IT has been said regularly by Ian Evatt this season that Wanderers’ season will be defined by how they react to the setbacks, so this weekend’s game against Cambridge United should be a revealing insight into his team’s psyche right now.

A heavy defeat at Blackpool carried the caveat of Ricardo Santos’s red card given in error by referee Josh Smith but a loss to local rivals Wigan Athletic a few days later was practically unforgivable in the eyes of many supporters, however much the manager took solace from the performance.

Wanderers have not lost three successive league games in more than two years and for all the brickbats aimed in their direction of late, still sit level on points with second placed Derby County, who have themselves endured a tough week with defeats against Barnsley and Charlton.

A dozen games remain. Based on the previous dozen, Bolton took the fourth-best points haul, their 21 surpassed by Leyton Orient (26), Barnsley (25) and leaders Portsmouth (24). For reference, Derby took 20 during the same period.

If Wanderers can improve on that return over the last 12 games, notably above that of Derby and Barnsley, then a top two spot would most likely be secured.

“We shouldn’t lose sight of that,” said Evatt. “It is easy to become emotional over a week, even over four days in football. The way it feels at the moment is that we haven’t won for a long time, or that we have been on an awful run of form, which isn’t the case.

“We have had four days which have hurt us but it is time for calm heads, to refocus, and look at a big game on Saturday.

“We are in a strong position and it is important we don’t lose that.

“We have to do what we can to get this club into the Championship. That is where my head is at, where the players’ heads are at, and we are going to give it full focus to try and make that happen.”

Wanderers captain Ricardo Santos confirmed on Thursday that he had withdrawn from social media for the time being to try and keep himself focussed only on the run-in.

Goalkeeper Joel Coleman and some of his family have become targets for verbal and online abuse in recent weeks, and the frustration felt after two defeat against fellow Lancastrian sides this week has made for a volatile environment on social media.

Evatt has appealed to the crowd of more than 19,00 expected against Cambridge to put their own disappointment to one side for the time being.

“I don’t take any notice of social media – I don’t have it and I won’t have it.
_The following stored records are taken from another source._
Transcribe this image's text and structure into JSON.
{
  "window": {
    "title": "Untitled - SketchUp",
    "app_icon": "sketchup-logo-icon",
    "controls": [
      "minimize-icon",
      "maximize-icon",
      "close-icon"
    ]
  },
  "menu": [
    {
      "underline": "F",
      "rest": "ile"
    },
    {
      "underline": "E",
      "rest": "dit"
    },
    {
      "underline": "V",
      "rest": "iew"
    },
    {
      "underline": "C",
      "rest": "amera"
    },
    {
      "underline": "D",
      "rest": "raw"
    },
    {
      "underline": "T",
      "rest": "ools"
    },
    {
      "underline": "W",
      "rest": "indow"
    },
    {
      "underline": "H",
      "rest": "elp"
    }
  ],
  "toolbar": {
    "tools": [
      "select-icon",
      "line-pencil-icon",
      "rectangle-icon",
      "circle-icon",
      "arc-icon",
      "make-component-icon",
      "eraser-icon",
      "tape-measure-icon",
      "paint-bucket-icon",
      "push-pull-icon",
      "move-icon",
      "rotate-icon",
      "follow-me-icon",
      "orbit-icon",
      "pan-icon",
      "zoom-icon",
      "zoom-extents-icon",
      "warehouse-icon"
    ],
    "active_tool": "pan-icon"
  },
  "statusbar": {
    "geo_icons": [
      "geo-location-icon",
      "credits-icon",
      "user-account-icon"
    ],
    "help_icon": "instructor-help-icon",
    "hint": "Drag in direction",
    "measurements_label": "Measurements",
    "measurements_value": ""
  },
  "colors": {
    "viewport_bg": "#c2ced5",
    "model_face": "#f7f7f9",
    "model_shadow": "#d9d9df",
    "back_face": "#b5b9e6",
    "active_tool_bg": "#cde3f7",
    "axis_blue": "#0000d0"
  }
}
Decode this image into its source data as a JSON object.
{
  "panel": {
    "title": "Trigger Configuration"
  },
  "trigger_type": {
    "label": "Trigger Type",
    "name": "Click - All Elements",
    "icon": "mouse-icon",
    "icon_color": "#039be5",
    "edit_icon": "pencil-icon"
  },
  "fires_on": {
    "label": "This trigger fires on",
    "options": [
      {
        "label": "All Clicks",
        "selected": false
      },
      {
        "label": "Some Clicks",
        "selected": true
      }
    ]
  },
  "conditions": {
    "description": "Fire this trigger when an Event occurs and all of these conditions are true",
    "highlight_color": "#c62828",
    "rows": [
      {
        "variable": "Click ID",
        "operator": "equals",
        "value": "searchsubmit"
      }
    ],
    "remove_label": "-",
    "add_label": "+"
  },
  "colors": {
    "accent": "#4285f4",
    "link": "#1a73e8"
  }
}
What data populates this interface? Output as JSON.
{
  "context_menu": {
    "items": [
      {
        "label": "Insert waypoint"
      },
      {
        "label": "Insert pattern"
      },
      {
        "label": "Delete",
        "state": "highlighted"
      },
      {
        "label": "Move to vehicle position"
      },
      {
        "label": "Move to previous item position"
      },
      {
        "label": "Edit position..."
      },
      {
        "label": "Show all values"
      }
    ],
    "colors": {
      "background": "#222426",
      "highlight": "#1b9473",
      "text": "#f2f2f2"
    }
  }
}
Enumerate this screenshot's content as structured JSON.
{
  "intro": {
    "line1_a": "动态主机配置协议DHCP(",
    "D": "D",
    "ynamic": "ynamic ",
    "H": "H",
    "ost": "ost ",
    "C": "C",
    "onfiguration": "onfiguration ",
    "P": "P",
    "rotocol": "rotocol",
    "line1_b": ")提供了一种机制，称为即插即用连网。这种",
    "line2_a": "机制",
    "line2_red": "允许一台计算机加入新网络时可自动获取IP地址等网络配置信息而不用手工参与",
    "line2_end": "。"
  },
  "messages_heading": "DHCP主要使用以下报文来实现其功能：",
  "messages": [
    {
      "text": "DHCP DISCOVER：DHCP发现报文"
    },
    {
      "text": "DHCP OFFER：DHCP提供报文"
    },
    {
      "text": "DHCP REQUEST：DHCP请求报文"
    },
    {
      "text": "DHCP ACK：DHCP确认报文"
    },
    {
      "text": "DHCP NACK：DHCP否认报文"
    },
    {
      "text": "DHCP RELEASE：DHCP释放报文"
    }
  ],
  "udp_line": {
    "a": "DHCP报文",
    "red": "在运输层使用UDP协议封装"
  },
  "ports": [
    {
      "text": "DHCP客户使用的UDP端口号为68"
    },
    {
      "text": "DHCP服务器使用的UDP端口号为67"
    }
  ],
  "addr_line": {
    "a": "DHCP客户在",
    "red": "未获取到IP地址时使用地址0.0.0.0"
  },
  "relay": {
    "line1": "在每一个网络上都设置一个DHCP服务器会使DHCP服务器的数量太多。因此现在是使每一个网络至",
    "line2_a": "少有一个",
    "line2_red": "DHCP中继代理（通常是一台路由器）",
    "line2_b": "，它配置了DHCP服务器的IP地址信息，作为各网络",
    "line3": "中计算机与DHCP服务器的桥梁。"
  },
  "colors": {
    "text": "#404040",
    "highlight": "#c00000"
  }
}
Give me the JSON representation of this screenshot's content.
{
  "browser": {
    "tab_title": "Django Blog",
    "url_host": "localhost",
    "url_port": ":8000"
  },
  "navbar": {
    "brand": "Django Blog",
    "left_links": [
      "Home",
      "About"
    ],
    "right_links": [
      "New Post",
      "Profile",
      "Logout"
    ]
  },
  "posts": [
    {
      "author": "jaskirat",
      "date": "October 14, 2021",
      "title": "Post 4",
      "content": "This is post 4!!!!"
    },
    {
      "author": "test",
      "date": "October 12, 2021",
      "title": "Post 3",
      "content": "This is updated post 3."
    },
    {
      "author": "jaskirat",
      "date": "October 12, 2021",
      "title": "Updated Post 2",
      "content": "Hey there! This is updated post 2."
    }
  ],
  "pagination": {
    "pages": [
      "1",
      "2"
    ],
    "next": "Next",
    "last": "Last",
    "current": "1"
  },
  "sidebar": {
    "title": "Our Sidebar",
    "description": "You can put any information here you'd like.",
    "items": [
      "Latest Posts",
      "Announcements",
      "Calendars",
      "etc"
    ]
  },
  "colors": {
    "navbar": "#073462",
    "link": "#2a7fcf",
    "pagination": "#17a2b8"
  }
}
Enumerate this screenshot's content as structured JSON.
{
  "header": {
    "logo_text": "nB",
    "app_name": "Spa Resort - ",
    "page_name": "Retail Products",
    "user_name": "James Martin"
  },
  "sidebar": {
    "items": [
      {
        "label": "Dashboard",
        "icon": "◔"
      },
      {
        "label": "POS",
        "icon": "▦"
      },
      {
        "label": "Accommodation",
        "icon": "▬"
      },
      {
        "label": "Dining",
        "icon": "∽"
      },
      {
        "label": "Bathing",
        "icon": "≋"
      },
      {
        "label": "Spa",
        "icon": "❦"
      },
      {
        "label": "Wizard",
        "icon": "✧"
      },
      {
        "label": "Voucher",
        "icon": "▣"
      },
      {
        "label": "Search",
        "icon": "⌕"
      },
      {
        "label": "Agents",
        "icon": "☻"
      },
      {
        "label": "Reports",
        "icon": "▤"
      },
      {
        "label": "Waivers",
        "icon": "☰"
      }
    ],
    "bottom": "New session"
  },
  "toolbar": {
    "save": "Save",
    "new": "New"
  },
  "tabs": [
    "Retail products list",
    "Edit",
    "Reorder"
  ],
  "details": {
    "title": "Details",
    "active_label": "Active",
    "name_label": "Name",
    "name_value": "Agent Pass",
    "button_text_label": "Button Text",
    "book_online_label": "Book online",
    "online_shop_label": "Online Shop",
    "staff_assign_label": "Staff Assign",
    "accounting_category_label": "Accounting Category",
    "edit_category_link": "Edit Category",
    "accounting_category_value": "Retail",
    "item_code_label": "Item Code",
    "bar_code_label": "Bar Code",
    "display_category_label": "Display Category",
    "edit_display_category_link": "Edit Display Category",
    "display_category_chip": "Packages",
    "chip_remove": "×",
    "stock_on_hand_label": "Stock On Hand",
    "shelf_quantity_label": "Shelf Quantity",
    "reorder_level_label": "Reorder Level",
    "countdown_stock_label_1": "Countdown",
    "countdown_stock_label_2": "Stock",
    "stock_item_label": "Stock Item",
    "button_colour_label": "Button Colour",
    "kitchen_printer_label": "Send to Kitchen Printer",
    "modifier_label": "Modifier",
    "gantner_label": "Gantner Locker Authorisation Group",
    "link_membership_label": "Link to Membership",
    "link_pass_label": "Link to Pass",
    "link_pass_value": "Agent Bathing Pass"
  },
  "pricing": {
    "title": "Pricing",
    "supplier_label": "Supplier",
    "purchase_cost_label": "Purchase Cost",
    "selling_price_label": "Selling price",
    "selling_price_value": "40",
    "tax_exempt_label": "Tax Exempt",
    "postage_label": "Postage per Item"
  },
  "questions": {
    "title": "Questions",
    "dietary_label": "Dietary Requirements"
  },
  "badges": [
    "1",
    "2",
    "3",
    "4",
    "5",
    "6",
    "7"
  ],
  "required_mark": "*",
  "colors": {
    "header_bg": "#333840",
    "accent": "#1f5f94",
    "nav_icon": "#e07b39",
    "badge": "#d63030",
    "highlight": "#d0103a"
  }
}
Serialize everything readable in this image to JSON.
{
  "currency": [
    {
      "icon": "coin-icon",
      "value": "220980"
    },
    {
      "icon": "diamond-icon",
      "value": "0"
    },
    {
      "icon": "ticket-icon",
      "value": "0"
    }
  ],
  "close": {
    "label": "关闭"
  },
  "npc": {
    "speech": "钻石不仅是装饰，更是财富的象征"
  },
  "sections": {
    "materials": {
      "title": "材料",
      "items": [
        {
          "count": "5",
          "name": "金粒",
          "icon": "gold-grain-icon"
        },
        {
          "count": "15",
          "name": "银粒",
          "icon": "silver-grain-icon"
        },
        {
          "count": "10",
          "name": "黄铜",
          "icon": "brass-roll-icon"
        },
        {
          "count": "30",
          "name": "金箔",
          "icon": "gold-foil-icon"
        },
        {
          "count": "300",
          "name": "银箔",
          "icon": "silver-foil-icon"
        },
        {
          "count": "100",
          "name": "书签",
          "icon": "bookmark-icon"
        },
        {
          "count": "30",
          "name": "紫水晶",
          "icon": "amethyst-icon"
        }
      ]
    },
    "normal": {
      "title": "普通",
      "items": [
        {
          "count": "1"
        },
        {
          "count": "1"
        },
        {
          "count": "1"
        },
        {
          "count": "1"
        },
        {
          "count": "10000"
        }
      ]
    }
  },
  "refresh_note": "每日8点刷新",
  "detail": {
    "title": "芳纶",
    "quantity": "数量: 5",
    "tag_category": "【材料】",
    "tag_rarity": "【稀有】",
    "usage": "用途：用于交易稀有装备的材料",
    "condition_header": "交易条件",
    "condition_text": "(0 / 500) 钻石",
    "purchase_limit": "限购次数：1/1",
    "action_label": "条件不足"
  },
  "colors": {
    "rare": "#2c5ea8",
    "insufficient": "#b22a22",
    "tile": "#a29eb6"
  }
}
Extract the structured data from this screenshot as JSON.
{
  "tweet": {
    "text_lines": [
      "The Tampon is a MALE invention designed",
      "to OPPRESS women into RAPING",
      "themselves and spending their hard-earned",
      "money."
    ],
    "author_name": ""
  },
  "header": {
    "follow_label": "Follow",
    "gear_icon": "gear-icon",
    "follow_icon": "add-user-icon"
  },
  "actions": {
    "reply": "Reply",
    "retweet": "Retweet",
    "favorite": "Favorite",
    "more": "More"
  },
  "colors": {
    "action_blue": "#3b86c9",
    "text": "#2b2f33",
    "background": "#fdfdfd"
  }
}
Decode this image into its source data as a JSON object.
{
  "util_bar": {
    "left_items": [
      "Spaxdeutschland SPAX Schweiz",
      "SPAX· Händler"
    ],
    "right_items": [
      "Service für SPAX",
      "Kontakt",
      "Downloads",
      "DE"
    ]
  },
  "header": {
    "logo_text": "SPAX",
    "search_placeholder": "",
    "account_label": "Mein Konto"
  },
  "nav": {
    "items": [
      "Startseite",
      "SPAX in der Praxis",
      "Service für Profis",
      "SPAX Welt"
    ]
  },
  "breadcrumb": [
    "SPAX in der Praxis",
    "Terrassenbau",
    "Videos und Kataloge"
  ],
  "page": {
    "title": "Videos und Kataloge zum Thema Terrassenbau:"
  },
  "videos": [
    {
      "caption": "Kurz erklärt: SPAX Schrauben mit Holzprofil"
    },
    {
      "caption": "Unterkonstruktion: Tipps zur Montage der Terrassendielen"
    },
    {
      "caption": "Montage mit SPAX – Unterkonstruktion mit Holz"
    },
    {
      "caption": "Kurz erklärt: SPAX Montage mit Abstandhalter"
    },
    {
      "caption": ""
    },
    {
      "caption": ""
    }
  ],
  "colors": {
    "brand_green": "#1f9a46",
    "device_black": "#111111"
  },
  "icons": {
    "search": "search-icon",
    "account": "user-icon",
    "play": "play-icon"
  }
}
I don’t think it is good for you and it is probably not good for my players,” he said.

“But we can control what we can control. The conversations we have had this week have underlined that we are in a fantastic position and I think if we play like we did on Tuesday and add some more goals and final third stuff, we will be absolutely fine, so that is where our focus is at the moment.

“Now is the time for togetherness – and I have said this a lot, but football seasons are so challenging, they are full of ups and downs, and it is how you manage the downs that really define who you are and what you are as a football club.

“That is as poignant as you’ll get this week with the results we have had.

“Now isn’t the time for panic, finger-pointing, criticism or personal abuse, it is time to stick together, to support the team, the staff and the club and do all we can to get promoted.

“We can have these conversations in the summer and I more than happy to have them then, but at the moment the only thing that occupies my mind is getting this club into the Championship.”

With Dion Charles unlikely to feature as he recovers from a knee injury and Carlos Mendes Gomes now out for up to nine months with a ruptured Achillies, Bolton will name a new-look attack against Cambridge.

New signing Aaron Collins enjoyed a magical debut against Barnsley but has yet to look completely at home in Evatt’s 3-5-2 system of choice.

Victor Adeboyejo, Jon Dadi Bodvarsson and Cameron Jerome also emerged empty handed at Wigan in midweek but Evatt believes the goalscoring load should not fall solely on his strikers’ shoulders.

“We are integrating a new player into the team, which takes time, and it always has done with us,” he said. “It has been very rare that a new player has hit the ground running and Dion is probably the only one who has manged to do that.

“We are missing Dion at the moment, who is a huge goal threat, our top scorer in the last two seasons, and at the minute we haven’t got him so we have to find different solutions.

“We had chances on Tuesday night and on Saturday, we didn’t take them, and we have to be better as a collective, not just the forward group. We have to share the pressure and responsibility.

“We will give it our best shot to get this club back to where it belongs.”